Part 3. Ternoda

3.7K 27 1
                                    

Sofa tunggal berwarna abu-abu adalah tempat yang Alan duduki saat ini. Menghadap dua orang tua yang duduk di depannya dengan sikap yang terlihat cemas, panik, juga takut, begitu terlihat sebab bokong mereka yang hanya menempel di ujung sofa. Sedangkan Felisha, gadis itu hanya berdiri di belakang di mana kedua orang tuanya duduk. Kepalanya terus menunduk sebab perasaan takut yang menggelayuti jiwanya setelah beberapa waktu lalu lelaki di depannya itu hampir merenggut kesuciannya.

Dua orang tua dengan pakaian tidur yang melekat di tubuh, tampak mengkerut atas kedatangan Alan di kediaman mereka, di jam dua malam. Meski sudah tahu ada peristiwa apa, tetap saja mereka kaget dengan kedatangan Alan yang mereka pikir terlalu cepat. Terlebih sosok Felisha juga dihadirkan di sana dengan ekspresi yang sama takutnya dengan mereka.

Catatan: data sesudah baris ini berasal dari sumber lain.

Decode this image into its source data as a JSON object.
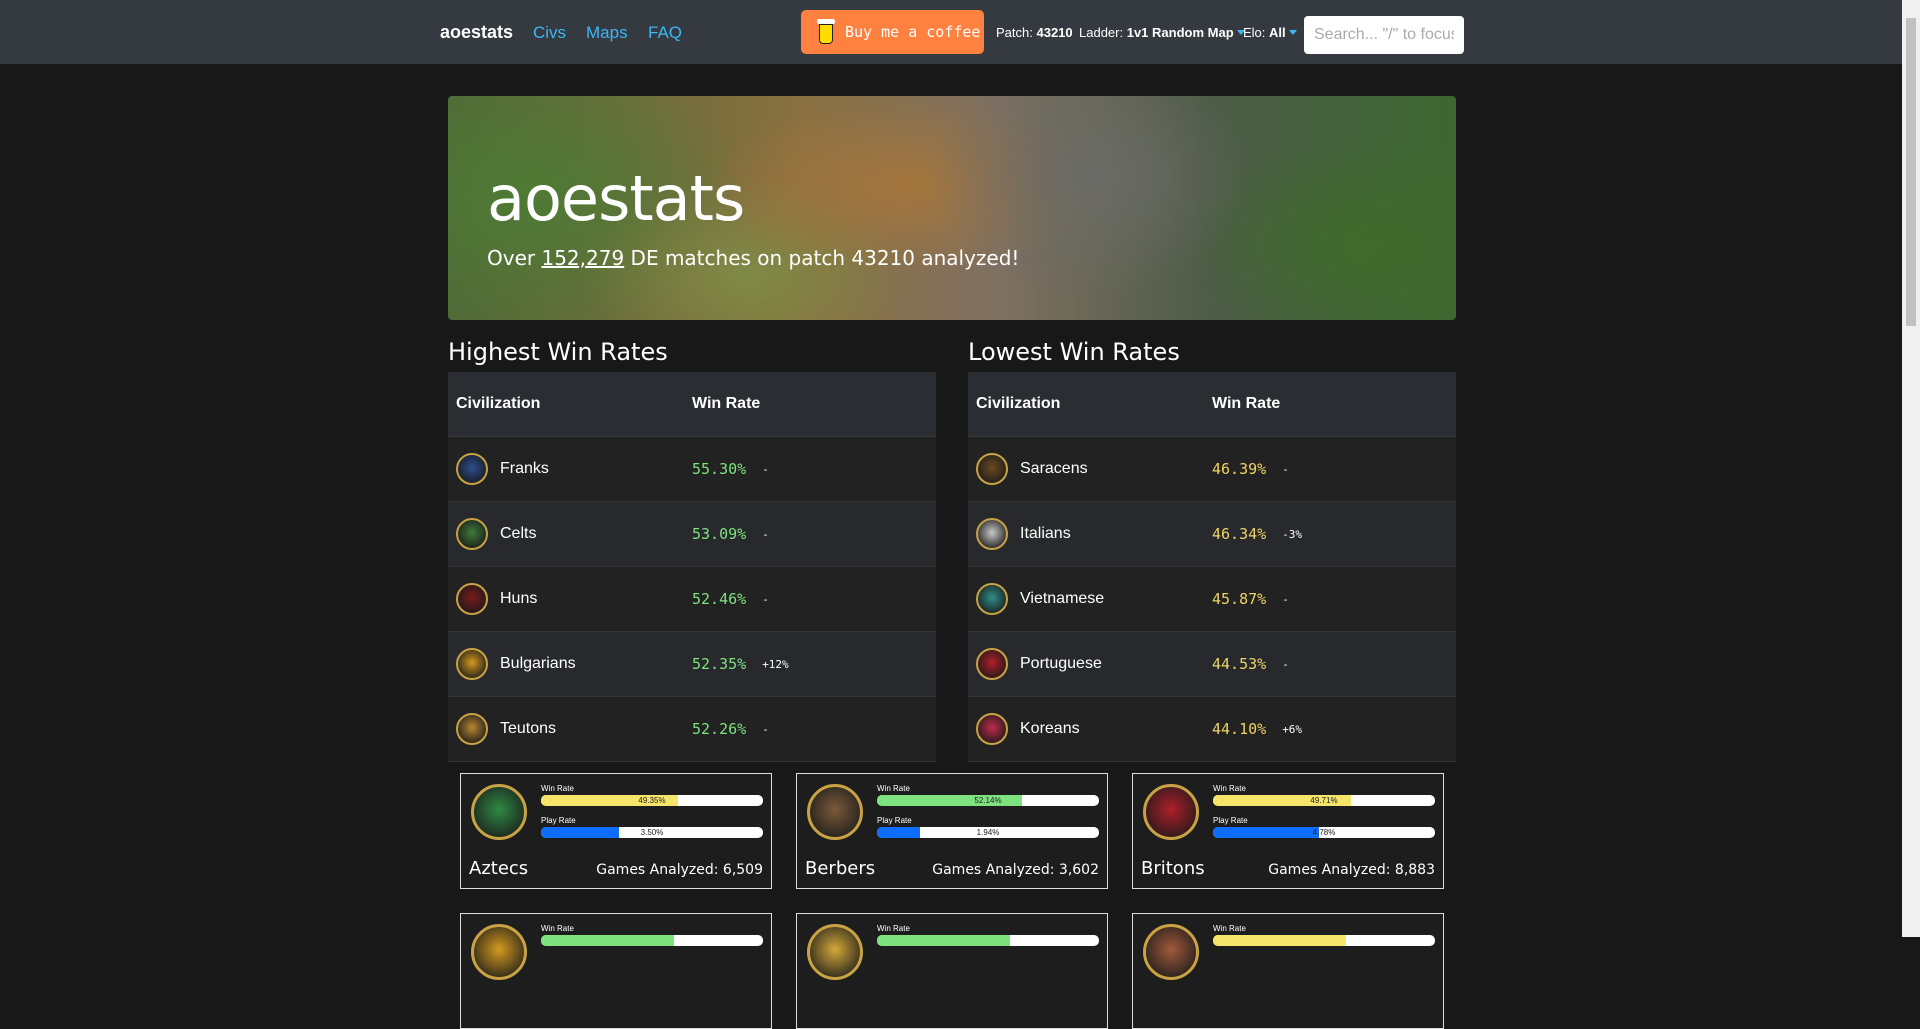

Tak ada yang bersuara sejak sepuluh menit lalu Alan datang dan membangunkan semua penghuni rumah. Semua tampak diam membisu hingga lelaki itu sendiri yang memulai bicara.

"Kalian sudah tahu apa yang terjadi bukan?" tanya Alan membuka suara.

Herman Sumitra, ayah Felisha terlihat menengok ke arah istrinya. Dengan perasaan takut, ia sendiri ragu untuk menjawab.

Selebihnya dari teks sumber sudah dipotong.